You are viewing a plain text version of this content. The canonical link for it is here.
Posted to dev@spark.apache.org by Ryan Blue <rb...@netflix.com.INVALID> on 2019/05/06 17:04:18 UTC
DataSourceV2 community sync notes - 1 May 2019
Here are my notes for the latest DSv2 community sync. As usual, if you have
comments or corrections, please reply. If you’d like to be invited to the
next sync, email me directly. Everyone is welcome to attend.
*Attendees*:
Ryan Blue
John Zhuge
Andrew Long
Bruce Robbins
Dilip Biswal
Gengliang Wang
Kevin Yu
Michael Artz
Russel Spitzer
Yifei Huang
Zhilmil Dhillon
*Topics*:
Introductions
Open pull requests
V2 organization
Bucketing and sort order from v2 sources
*Discussion*:
- Introductions: we stopped doing introductions when we had a large
group. Attendance has gone down from the first few syncs, so we decided to
resume.
- V2 organization / PR #24416: https://github.com/apache/spark/pull/24416
- Ryan: There’s an open PR to move v2 into catalyst
- Andrew: What is the distinction between catalyst and sql? How do we
know what goes where?
- Ryan: IIUC, the catalyst module is supposed to be a stand-alone
query planner that doesn’t get into concrete physical plans. The catalyst
package is the private implementation. Anything that is generic catalyst,
including APIs like DataType, should be in the catalyst module. Anything
public, like an API, should not be in the catalyst package.

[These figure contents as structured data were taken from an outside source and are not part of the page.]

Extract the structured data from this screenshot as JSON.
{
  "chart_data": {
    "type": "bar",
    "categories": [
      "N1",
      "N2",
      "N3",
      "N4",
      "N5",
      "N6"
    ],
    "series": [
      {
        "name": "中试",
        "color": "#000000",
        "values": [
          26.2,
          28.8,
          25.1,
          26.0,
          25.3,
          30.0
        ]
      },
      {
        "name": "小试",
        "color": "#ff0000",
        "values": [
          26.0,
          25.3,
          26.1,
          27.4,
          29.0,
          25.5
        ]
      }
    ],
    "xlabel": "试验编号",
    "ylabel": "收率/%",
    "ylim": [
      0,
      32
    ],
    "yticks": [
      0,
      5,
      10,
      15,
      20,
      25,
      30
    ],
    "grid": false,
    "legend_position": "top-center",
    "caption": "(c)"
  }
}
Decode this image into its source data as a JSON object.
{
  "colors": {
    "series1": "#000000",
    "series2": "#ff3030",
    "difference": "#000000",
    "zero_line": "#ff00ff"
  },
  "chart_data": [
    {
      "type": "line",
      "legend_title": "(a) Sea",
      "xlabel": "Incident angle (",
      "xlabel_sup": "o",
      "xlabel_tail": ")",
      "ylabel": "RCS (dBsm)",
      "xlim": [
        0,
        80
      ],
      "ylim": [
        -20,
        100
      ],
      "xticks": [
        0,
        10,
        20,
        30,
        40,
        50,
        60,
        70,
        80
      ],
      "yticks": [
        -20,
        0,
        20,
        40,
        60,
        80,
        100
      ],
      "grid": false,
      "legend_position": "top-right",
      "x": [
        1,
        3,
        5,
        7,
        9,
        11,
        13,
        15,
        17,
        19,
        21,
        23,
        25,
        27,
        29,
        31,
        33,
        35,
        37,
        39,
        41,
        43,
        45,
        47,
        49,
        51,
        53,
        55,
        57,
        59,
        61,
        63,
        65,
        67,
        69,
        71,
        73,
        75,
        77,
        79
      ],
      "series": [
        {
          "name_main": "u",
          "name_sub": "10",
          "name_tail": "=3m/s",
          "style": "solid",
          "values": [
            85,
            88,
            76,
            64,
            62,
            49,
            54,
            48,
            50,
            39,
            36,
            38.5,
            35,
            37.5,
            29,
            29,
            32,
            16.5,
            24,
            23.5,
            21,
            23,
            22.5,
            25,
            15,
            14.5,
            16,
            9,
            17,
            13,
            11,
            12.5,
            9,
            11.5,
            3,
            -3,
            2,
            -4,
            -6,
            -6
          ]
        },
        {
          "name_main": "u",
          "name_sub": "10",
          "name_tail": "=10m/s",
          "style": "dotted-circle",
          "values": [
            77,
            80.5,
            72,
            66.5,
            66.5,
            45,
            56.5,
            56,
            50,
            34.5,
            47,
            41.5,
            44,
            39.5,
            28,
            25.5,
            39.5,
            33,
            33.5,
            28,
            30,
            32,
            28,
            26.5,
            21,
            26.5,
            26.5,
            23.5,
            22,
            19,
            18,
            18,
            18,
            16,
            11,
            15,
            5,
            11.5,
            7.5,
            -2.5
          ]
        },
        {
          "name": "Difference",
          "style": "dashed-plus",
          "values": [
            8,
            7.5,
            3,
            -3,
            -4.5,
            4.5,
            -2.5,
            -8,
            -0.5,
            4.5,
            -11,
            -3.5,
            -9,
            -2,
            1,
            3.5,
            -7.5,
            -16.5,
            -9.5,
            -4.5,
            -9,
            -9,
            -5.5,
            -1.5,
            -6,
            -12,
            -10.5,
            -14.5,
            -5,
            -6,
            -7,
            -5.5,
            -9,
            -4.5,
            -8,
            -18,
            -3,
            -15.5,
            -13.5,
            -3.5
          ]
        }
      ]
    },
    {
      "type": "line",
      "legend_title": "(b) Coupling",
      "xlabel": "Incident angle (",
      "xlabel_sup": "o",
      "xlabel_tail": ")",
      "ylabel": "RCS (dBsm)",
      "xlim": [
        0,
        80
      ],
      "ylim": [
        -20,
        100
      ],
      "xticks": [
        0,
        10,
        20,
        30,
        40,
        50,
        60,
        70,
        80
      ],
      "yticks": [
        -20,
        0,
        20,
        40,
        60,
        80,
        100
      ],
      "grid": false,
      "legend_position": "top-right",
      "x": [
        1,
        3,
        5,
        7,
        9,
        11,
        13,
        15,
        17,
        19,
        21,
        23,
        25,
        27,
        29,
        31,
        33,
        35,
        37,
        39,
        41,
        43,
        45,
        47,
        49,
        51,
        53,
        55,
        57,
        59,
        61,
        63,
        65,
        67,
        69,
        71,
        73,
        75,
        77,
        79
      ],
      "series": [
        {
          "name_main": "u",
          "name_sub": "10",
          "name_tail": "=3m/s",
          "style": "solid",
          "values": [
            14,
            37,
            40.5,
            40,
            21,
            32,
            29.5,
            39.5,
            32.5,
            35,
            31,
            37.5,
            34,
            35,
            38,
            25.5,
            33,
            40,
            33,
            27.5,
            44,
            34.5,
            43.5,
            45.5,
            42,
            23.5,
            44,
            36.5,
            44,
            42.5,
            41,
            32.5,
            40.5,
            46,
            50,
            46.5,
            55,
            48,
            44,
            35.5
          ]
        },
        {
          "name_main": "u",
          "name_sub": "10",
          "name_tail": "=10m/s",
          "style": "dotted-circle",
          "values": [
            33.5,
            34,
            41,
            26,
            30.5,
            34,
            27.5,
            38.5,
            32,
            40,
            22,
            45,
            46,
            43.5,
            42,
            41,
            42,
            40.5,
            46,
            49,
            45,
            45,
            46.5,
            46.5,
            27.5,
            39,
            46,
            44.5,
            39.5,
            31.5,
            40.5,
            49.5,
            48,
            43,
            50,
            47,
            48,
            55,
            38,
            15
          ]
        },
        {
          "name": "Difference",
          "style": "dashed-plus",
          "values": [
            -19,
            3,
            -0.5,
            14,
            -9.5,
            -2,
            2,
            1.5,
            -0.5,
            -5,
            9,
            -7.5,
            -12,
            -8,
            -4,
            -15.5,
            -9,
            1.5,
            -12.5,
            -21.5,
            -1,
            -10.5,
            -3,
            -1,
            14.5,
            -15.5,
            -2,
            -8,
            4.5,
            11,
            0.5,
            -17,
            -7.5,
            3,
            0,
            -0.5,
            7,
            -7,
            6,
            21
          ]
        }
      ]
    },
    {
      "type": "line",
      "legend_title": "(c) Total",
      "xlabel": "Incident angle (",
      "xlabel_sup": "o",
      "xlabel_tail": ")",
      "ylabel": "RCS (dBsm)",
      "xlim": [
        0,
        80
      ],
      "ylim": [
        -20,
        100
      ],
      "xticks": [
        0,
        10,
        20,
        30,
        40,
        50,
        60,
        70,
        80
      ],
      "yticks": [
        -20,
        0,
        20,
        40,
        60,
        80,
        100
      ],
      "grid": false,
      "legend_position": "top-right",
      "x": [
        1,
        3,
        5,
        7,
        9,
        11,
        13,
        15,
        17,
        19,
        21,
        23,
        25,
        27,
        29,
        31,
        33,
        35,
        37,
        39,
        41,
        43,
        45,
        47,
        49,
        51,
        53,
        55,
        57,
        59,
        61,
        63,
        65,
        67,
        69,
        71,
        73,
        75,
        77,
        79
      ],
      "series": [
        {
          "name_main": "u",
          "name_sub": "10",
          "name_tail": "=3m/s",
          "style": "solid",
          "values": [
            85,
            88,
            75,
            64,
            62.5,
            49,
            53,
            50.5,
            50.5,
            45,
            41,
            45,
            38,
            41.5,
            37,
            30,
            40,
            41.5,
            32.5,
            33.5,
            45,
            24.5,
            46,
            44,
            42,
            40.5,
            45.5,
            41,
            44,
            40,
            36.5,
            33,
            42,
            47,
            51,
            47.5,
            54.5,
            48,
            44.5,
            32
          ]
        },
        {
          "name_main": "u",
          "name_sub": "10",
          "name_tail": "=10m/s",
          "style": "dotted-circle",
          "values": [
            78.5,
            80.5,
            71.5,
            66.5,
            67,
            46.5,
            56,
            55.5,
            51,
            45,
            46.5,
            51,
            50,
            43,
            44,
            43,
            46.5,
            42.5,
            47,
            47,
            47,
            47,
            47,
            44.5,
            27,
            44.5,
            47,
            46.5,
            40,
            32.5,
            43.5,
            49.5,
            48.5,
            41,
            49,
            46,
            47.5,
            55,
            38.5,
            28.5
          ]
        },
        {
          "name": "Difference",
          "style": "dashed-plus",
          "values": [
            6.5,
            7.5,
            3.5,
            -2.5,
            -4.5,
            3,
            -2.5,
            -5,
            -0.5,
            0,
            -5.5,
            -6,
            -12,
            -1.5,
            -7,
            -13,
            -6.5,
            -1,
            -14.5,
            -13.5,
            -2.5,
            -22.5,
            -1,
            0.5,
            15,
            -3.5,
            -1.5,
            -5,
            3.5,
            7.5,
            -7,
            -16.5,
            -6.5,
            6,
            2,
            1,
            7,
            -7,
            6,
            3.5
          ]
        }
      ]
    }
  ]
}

- Ryan: v2 meets those requirements now and I don’t have a strong
opinion on organization. We just need to choose one.
- No one had a strong opinion so we tabled this. In #24416 or shortly
after let’s decide on organization and do the move at once.
- Next steps: someone with an opinion on organization should suggest
a structure.
- TableCatalog API / PR #24246:
https://github.com/apache/spark/pull/24246
- Ryan: Wenchen’s last comment was that he was waiting for tests to
pass and they are. Maybe this will be merged soon?
- Bucketing and sort order from v2 sources
- Andrew: interested in using existing data layout and sorting to
remove expensive tasks in joins
- Ryan: in v2, bucketing is unified with other partitioning
functions. I plan to build a way for Spark to get partition function
implementations from a source so it can use that function to prepare the
other side of a join. From there, I have been thinking about a
way to check
compatibility between functions, so we could validate that table
A has the
same bucketing as table B.
- Dilip: is bucketing Hive-specific?
- Russel: Cassandra also buckets
- Matt: what is the difference between bucketing and other partition
functions for this?
- Ryan: probably no difference. If you’re partitioning by hour, you
could probably use that, too.
- Dilip: how can Spark compare functions?
- Andrew: should we introduce a standard? it would be easy to switch
for their use case
- Ryan: it is difficult to introduce a standard because so much data
already exists in tables. I think it is easier to support multiple
functions.
- Russel: Cassandra uses dynamic bucketing, which wouldn’t be able to
use a standard.
- Dilip: sources could push down joins
- Russel: that’s a harder problem
- Andrew: does anyone else limit bucket size?
- Ryan: we don’t because we assume the sort can spill. probably a
good optimization for later
- Matt: what are the follow-up items for this?
- Andrew: will look into the current state of bucketing in Spark
- Ryan: it would be great if someone thought about what the
FunctionCatalog interface will look like
--
Ryan Blue
Software Engineer
Netflix